Ten-foot-tall and bullet proof, still.

The most important machine of the 21st Century (at least the part of that century that we will enjoying living in) - The Drilling Rig

big



To: Crimson Ghost who wrote (79719)11/22/2000 10:16:24 AM
From: excardog  Respond to of 95453
 
Iraq continues to push the envelope:


11/22/2000 - Wednesday - Page A 14
Iraq Sends Oil to Syria Illegally

Reuters

Dubai-Apparently in an effort to skirt decade-old United Nations sanctions, Iraq has begun pumping oil through a pipeline to Syria without waiting for UN Security Council approval.

A Syrian oil official in Damascus said Iraq started pumping crude through the line, not used since 1982, last Thursday and was pumping about 150,000 barrels a day.

At the UN, spokesman Fred Eckhard said officials with the UN humanitarian program that supervises Iraqi oil flows were contacting both Iraqi and Syrian envoys to ask about the unauthorized oil flow.

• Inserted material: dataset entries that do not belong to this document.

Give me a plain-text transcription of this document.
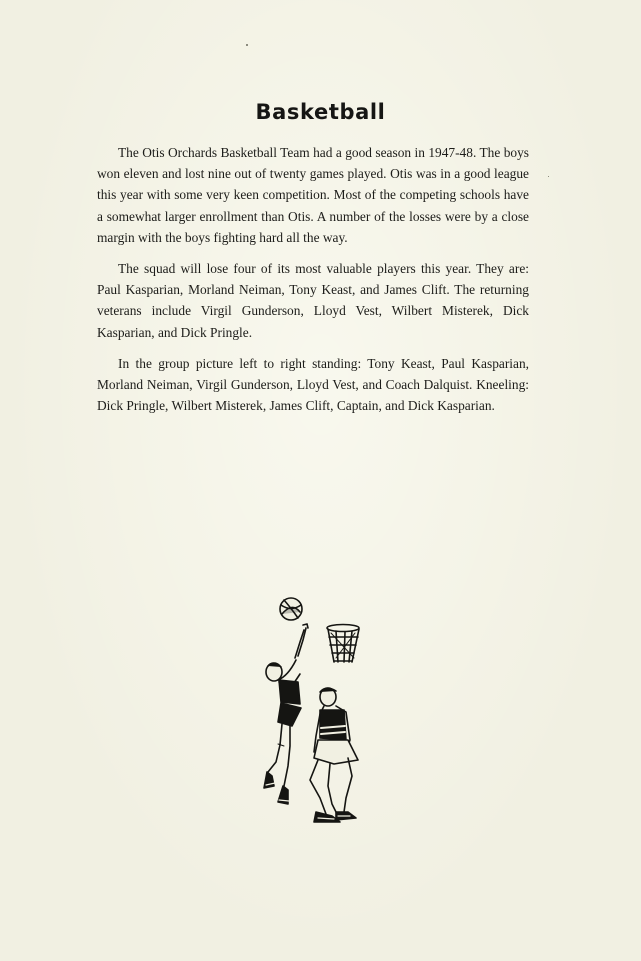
Basketball

The Otis Orchards Basketball Team had a good season in 1947-48. The boys won eleven and lost nine out of twenty games played. Otis was in a good league this year with some very keen competition. Most of the competing schools have a somewhat larger enrollment than Otis. A number of the losses were by a close margin with the boys fighting hard all the way.

The squad will lose four of its most valuable players this year. They are: Paul Kasparian, Morland Neiman, Tony Keast, and James Clift. The returning veterans include Virgil Gunderson, Lloyd Vest, Wilbert Misterek, Dick Kasparian, and Dick Pringle.

In the group picture left to right standing: Tony Keast, Paul Kasparian, Morland Neiman, Virgil Gunderson, Lloyd Vest, and Coach Dalquist. Kneeling: Dick Pringle, Wilbert Misterek, James Clift, Captain, and Dick Kasparian.
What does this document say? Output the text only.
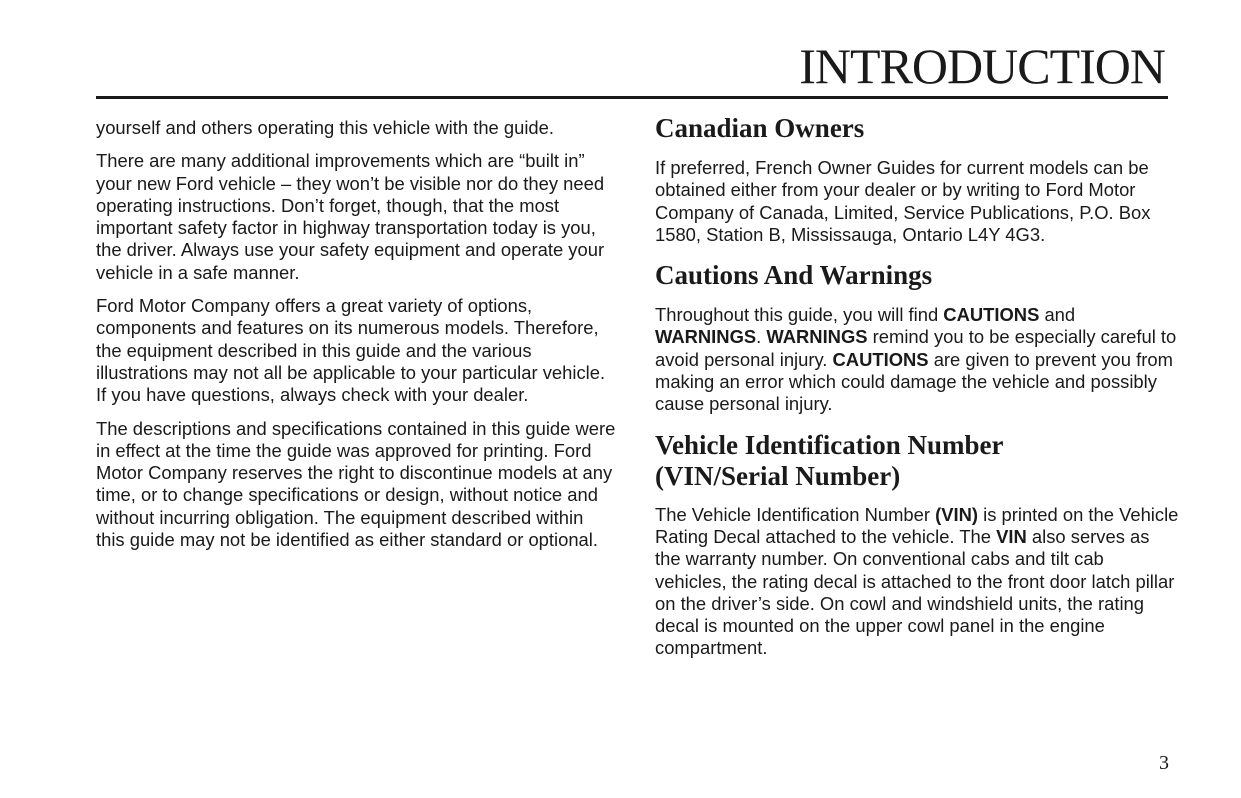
INTRODUCTION

yourself and others operating this vehicle with the guide.

There are many additional improvements which are “built in” your new Ford vehicle – they won’t be visible nor do they need operating instructions. Don’t forget, though, that the most important safety factor in highway transportation today is you, the driver. Always use your safety equipment and operate your vehicle in a safe manner.

Ford Motor Company offers a great variety of options, components and features on its numerous models. Therefore, the equipment described in this guide and the various illustrations may not all be applicable to your particular vehicle. If you have questions, always check with your dealer.

The descriptions and specifications contained in this guide were in effect at the time the guide was approved for printing. Ford Motor Company reserves the right to discontinue models at any time, or to change specifications or design, without notice and without incurring obligation. The equipment described within this guide may not be identified as either standard or optional.

Canadian Owners

If preferred, French Owner Guides for current models can be obtained either from your dealer or by writing to Ford Motor Company of Canada, Limited, Service Publications, P.O. Box 1580, Station B, Mississauga, Ontario L4Y 4G3.

Cautions And Warnings

Throughout this guide, you will find CAUTIONS and WARNINGS. WARNINGS remind you to be especially careful to avoid personal injury. CAUTIONS are given to prevent you from making an error which could damage the vehicle and possibly cause personal injury.

Vehicle Identification Number
(VIN/Serial Number)

The Vehicle Identification Number (VIN) is printed on the Vehicle Rating Decal attached to the vehicle. The VIN also serves as the warranty number. On conventional cabs and tilt cab vehicles, the rating decal is attached to the front door latch pillar on the driver’s side. On cowl and windshield units, the rating decal is mounted on the upper cowl panel in the engine compartment.

3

He noted that under the oil-for-food UN-Iraq humanitarian program, Iraqi oil flows were authorized only through its pipeline to Ceyhan, Turkey, and its port at Mina al-Bakr.

Eckhard said the UN was also waiting to hear whether Iraq or Syria was going to have the money from the oil sales go through the UN program. Under sanctions regulations, Iraq can sell as much crude as it likes, with oil customers paying into a UN escrow account.

The revenue is then used to buy food, medicine and many other supplies to alleviate the impact of the sanctions, imposed after Iraq invaded Kuwait in August, 1990.

An estimated $16.5 billion this year will be funneled through the UN program, the bulk of Iraq's exports.

With oil prices rising, Baghdad recently has been proposing measures to control at least some of the oil monies.

The United States and Britain, too, appear to have been caught by surprise.

Discussions with U.S. officials in Damascus last week had led Washington to believe that Syria would ensure payments were made through legal UN channels.

In Washington, a State Department official, speaking on condition of anonymity, said, "We have made it known to the Syrians that opening the pipeline without the approval of the UN Security Council would not be in accordance with UN Security Council resolutions." In London, Britain urged Syria to ensure that its Iraqi crude purchases were made legal under the terms of the UN program. "We need to see the pipeline open as a legal UN outlet under the oil-for-food program," said a Foreign Office spokesman.

"This is an illegal contravention of sanctions. We are urging the Syrians that the sales be made legal under oil-for-food," he said.